Hypertonic saline solution

A study with patients resistant to oral loop diuretics showed preservation and improvement of the renal function with the use of 150mL of NaCl solution at a concentration of 1.4 to 4.6% (according to the patient's serum sodium levels) followed by a high dose of intravenous furosemide, in comparison to the group which received intravenous furosemide alone(38). Brazilian studies have also demonstrated preservation of the renal function and increased diuresis(39,40). The profile of patients eligible for this procedure includes those with hyponatremia, systemic congestion (ascites and peripheral edema) and worsening of the renal function with the use of diuretics.

Ultrafiltration

This procedure is performed via a peripheral intravenous line, and can be potentially used in hypervolemic patients, those with frequent rehospitalizations, and on a day-hospital basis. A study has demonstrated reduction in weight and rehospitalizations within 90 days in comparison to the treatment with diuretics, despite a more pronounced initial elevation of creatinine(41). A more recent trial has not shown any benefit with the use of this strategy(42).

SURGICAL TREATMENT

In patients with DHF secondary to ACS, coronary angiography is mandatory and may guide revascularization strategies (whether percutaneous or surgical). Likewise, acute valvular heart diseases may require percutaneous or surgical treatment(7).

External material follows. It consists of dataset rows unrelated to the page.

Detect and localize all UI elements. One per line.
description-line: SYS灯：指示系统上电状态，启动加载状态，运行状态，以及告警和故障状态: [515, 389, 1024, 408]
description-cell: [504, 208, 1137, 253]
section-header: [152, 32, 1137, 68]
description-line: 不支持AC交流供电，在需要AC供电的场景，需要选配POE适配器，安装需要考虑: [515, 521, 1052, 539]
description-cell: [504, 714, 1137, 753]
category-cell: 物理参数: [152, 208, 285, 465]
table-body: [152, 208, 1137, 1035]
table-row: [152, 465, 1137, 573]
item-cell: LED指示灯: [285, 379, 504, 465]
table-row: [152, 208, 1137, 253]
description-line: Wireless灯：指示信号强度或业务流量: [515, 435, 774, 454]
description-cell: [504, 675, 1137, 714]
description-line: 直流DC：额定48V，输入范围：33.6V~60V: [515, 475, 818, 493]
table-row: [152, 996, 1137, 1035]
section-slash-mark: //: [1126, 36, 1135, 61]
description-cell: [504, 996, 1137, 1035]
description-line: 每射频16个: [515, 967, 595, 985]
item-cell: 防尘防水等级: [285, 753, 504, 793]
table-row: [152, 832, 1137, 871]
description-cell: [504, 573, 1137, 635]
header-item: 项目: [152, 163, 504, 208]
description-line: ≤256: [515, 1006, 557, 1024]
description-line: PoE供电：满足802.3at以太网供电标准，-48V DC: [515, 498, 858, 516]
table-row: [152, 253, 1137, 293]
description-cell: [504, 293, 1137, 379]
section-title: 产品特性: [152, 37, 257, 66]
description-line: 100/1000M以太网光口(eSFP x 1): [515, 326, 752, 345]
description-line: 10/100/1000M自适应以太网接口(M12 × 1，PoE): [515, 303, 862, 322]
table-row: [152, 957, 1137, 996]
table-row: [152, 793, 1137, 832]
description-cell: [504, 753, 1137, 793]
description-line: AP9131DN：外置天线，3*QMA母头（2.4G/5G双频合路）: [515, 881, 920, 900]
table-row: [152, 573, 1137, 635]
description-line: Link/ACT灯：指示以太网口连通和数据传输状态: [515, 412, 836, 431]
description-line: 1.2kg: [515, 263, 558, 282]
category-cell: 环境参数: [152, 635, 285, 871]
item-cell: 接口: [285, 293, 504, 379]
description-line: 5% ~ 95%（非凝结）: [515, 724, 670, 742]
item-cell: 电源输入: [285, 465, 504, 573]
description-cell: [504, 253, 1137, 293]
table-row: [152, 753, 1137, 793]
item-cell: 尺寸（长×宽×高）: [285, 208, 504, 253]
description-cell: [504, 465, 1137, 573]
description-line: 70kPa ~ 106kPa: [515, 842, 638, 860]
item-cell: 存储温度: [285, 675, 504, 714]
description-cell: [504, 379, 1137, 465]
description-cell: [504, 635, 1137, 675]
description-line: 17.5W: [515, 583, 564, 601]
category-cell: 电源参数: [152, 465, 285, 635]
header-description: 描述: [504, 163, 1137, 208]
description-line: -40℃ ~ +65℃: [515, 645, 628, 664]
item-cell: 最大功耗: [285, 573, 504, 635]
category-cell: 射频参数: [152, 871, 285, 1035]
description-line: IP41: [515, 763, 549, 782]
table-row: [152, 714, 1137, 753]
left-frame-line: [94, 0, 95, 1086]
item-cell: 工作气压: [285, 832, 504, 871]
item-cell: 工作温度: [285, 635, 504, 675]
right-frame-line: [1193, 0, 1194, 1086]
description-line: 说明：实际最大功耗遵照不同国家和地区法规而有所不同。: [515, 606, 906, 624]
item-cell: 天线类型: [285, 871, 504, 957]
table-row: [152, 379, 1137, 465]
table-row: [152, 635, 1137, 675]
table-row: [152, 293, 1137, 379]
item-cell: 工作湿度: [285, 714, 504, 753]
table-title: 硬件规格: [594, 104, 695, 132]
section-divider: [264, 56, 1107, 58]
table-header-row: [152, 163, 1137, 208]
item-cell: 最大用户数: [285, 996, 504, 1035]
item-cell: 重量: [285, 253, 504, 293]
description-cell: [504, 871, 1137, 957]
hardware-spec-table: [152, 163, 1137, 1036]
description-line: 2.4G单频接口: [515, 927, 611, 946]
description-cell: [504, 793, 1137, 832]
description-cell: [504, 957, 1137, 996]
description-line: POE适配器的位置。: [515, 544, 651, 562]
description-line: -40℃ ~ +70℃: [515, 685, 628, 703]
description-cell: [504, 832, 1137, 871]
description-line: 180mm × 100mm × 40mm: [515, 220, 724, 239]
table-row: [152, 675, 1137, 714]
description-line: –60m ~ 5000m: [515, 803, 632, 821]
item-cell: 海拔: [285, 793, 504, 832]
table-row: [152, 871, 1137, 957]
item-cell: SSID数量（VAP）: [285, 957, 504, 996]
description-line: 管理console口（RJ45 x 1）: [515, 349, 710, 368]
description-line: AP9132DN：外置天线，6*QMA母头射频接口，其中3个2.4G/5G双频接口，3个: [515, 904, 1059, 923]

For patients with DHF, especially those with cardiogenic shock irresponsive to medical treatment with diuretics, vasodilators and inotropic drugs, the use of ventricular assist devices (VAD) may be considered. These may classified as short or long-term devices. Short-term devices include intra-aortic baloon pump, ECMO, impellaTM, transcoreTM, rota-flowTM and centrimagTM; they may be used as bridge to recovery (cardiogenic shock in ACS, post-cardiotomy and myocarditis), bridge to decision (post-cardiopulmonary arrest), and bridge to bridge (stabilization and implantation of a long-term VAD). The long-term devices or artificial ventricles (paracorporeal or implantable) are considered as bridge to transplantation or as destination therapy (when transplantation is contraindicated)(43).

Patients with HF refractory to medical treatment and frequent hospitalizations for DHF may be considered eligible for surgical treatment including VAD and cardiac transplantation(44).

CONCLUSION

DHF is a frequent cause of hospitalization and has a high risk of rehospitalization and mortality. From the diagnosis and risk stratification of DHF, determination of the clinical hemodynamic profile is fundamental to guide therapy including non-pharmacological and pharmacological measures, and, in refractory cases, VAD and cardiac transplantation.